Tim Charted his distance from home.
Plot the point (12, 18).
the illustration shows plot A at (0,0) and plot B at (2,6) and plot c at (4,4) and plot D at (6,18) and plot f at (18,18) and plot G at (0,20)
How many total minutes did tim stop to rest?
How many times did Tim get closer to his home?
The speed from the 18th minute to the 20th minute is miles_______per minute.
(Remember that speed is never negative.)
Unfortunately, we cannot determine the answers to your questions as we do not have enough information about Tim's journey.
the information is the graph
Apologies for the confusion.
To determine the total minutes Tim stopped to rest, we would need to know the specific points on the graph where Tim stopped. Without that information, we cannot determine the answer.
To determine how many times Tim got closer to his home, we would need to know the specific trend of the graph. Without that information, we cannot determine the answer.
Regarding the speed from the 18th minute to the 20th minute, we can calculate it using the distance formula. The distance between two points (x1, y1) and (x2, y2) is given by:
distance = sqrt((x2 - x1)^2 + (y2 - y1)^2)

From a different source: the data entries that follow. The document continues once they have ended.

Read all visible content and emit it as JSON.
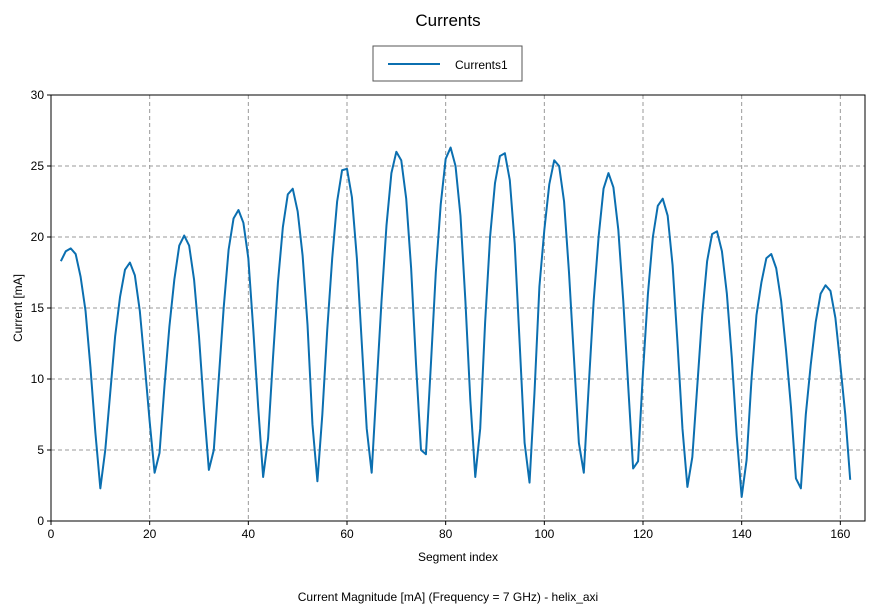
{
  "chart_data": {
    "type": "line",
    "title": "Currents",
    "xlabel": "Segment index",
    "ylabel": "Current [mA]",
    "caption": "Current Magnitude [mA] (Frequency = 7 GHz) - helix_axi",
    "xlim": [
      0,
      165
    ],
    "ylim": [
      0,
      30
    ],
    "xticks": [
      0,
      20,
      40,
      60,
      80,
      100,
      120,
      140,
      160
    ],
    "yticks": [
      0,
      5,
      10,
      15,
      20,
      25,
      30
    ],
    "grid": true,
    "legend_position": "top-center",
    "series": [
      {
        "name": "Currents1",
        "color": "#0b6fb0",
        "x": [
          2,
          3,
          4,
          5,
          6,
          7,
          8,
          9,
          10,
          11,
          12,
          13,
          14,
          15,
          16,
          17,
          18,
          19,
          20,
          21,
          22,
          23,
          24,
          25,
          26,
          27,
          28,
          29,
          30,
          31,
          32,
          33,
          34,
          35,
          36,
          37,
          38,
          39,
          40,
          41,
          42,
          43,
          44,
          45,
          46,
          47,
          48,
          49,
          50,
          51,
          52,
          53,
          54,
          55,
          56,
          57,
          58,
          59,
          60,
          61,
          62,
          63,
          64,
          65,
          66,
          67,
          68,
          69,
          70,
          71,
          72,
          73,
          74,
          75,
          76,
          77,
          78,
          79,
          80,
          81,
          82,
          83,
          84,
          85,
          86,
          87,
          88,
          89,
          90,
          91,
          92,
          93,
          94,
          95,
          96,
          97,
          98,
          99,
          100,
          101,
          102,
          103,
          104,
          105,
          106,
          107,
          108,
          109,
          110,
          111,
          112,
          113,
          114,
          115,
          116,
          117,
          118,
          119,
          120,
          121,
          122,
          123,
          124,
          125,
          126,
          127,
          128,
          129,
          130,
          131,
          132,
          133,
          134,
          135,
          136,
          137,
          138,
          139,
          140,
          141,
          142,
          143,
          144,
          145,
          146,
          147,
          148,
          149,
          150,
          151,
          152,
          153,
          154,
          155,
          156,
          157,
          158,
          159,
          160,
          161,
          162
        ],
        "y": [
          18.3,
          19.0,
          19.2,
          18.8,
          17.2,
          14.8,
          10.8,
          6.2,
          2.3,
          5.0,
          9.0,
          13.0,
          15.8,
          17.7,
          18.2,
          17.3,
          14.8,
          11.0,
          7.0,
          3.4,
          4.8,
          9.5,
          13.7,
          17.0,
          19.4,
          20.1,
          19.4,
          17.0,
          13.0,
          8.0,
          3.6,
          5.0,
          10.0,
          15.0,
          19.1,
          21.3,
          21.9,
          21.0,
          18.5,
          13.5,
          8.0,
          3.1,
          5.8,
          11.5,
          16.8,
          20.7,
          23.0,
          23.4,
          21.8,
          18.7,
          13.8,
          6.8,
          2.8,
          7.5,
          13.5,
          18.5,
          22.5,
          24.7,
          24.8,
          22.8,
          18.5,
          12.5,
          6.5,
          3.4,
          9.5,
          15.5,
          20.8,
          24.5,
          26.0,
          25.4,
          22.7,
          17.8,
          11.0,
          5.0,
          4.7,
          11.0,
          17.5,
          22.3,
          25.5,
          26.3,
          25.0,
          21.5,
          15.5,
          8.5,
          3.1,
          6.5,
          14.0,
          20.0,
          23.8,
          25.7,
          25.9,
          24.0,
          19.5,
          12.5,
          5.5,
          2.7,
          9.0,
          16.5,
          20.5,
          23.7,
          25.4,
          25.0,
          22.5,
          17.5,
          11.5,
          5.5,
          3.4,
          9.5,
          15.5,
          20.0,
          23.4,
          24.5,
          23.5,
          20.5,
          15.5,
          9.5,
          3.7,
          4.2,
          10.5,
          16.0,
          20.0,
          22.2,
          22.7,
          21.5,
          18.0,
          12.5,
          6.5,
          2.4,
          4.5,
          9.5,
          14.5,
          18.3,
          20.2,
          20.4,
          19.0,
          16.0,
          11.5,
          6.0,
          1.7,
          4.3,
          10.0,
          14.5,
          16.8,
          18.5,
          18.8,
          17.8,
          15.5,
          12.0,
          8.0,
          3.0,
          2.3,
          7.5,
          11.0,
          14.0,
          16.0,
          16.6,
          16.2,
          14.3,
          11.0,
          7.5,
          2.9
        ]
      }
    ]
  }
}
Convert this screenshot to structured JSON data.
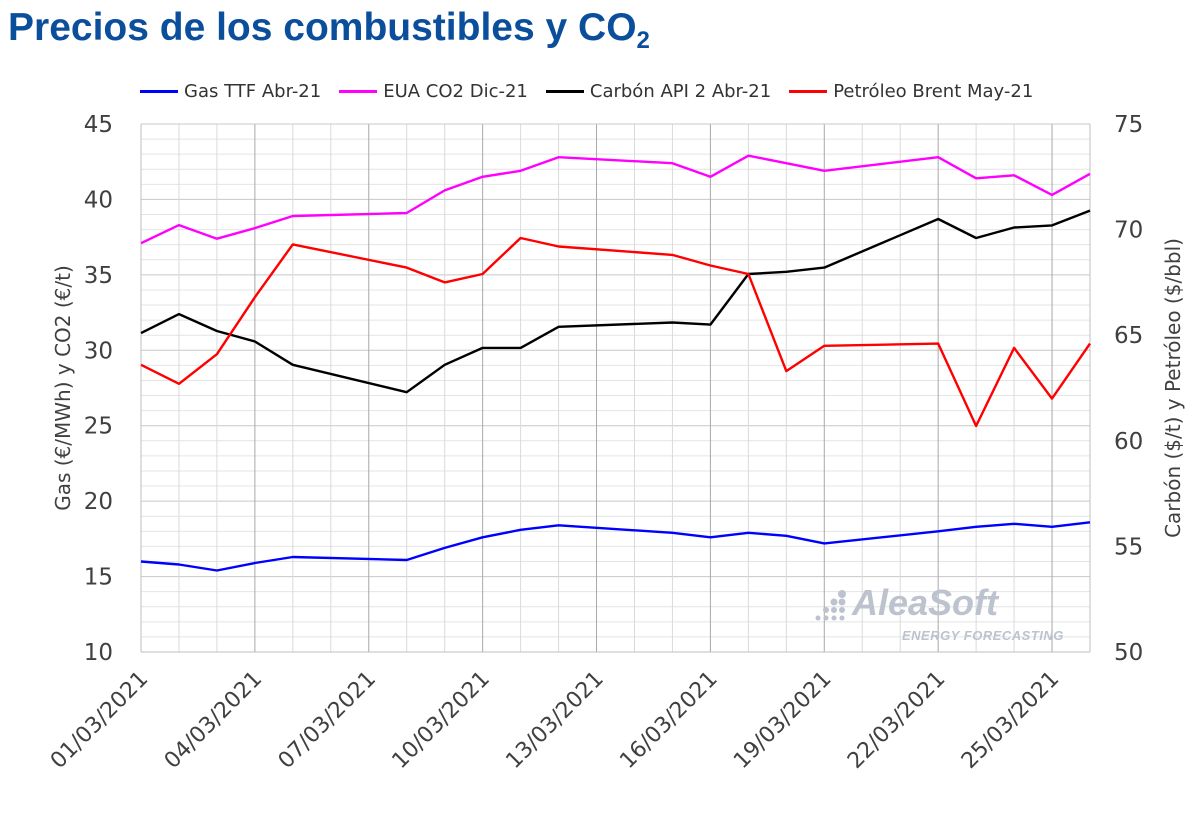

In this case, the two points are (18,18) and (20, ?), but the second coordinate of the second point is missing. Once you provide the missing coordinate, we can calculate the distance and the speed per minute.
To answer these questions, let's analyze the given information step by step.
1. How many total minutes did Tim stop to rest?
From the given information, we can see that Tim's journey is divided into different plot points. Each plot point represents a specific minute on Tim's journey. To determine the total minutes Tim stopped to rest, we need to count the number of plot points where the distance remains the same.
Looking at the given data, we can identify two such plot points: Plot B (2,6) and Plot C (4,4). At both these points, the distance remains constant. Therefore, Tim stopped to rest for 2 minutes.
Hence, the answer is: Tim stopped to rest for a total of 2 minutes.
2. How many times did Tim get closer to his home?
To determine how many times Tim got closer to his home, we need to analyze the change in distance between consecutive plot points.
Looking at the given data, we observe the following changes in distance:
- Plot A to Plot B: The distance increases.
- Plot B to Plot C: The distance decreases.
- Plot C to Plot D: The distance increases.
- Plot D to Plot E: The distance remains constant.
- Plot E to Plot F: The distance increases.
- Plot F to Plot G: The distance remains constant.
Based on this analysis, we can conclude that Tim got closer to his home two times: between Plot B and Plot C and between Plot D and Plot E.
Hence, the answer is: Tim got closer to his home two times.
3. The speed from the 18th minute to the 20th minute is miles_______ per minute.
To calculate the speed, we need to determine the change in distance and time between the 18th and 20th minutes.
Looking at the given data, Tim's distance at the 18th minute is 18 units, and at the 20th minute, it is also 18 units. Therefore, the change in distance is 0 units.
The time interval between the 18th and 20th minutes is 2 minutes.
To calculate speed, we use the formula:
Speed = Change in distance / Time interval
Here, the change in distance is 0 units, and the time interval is 2 minutes. Therefore:
Speed = 0 units / 2 minutes = 0 units/minute
Given that speed is never negative, the speed from the 18th minute to the 20th minute is 0 miles per minute.
Hence, the answer is: The speed from the 18th minute to the 20th minute is 0 miles per minute.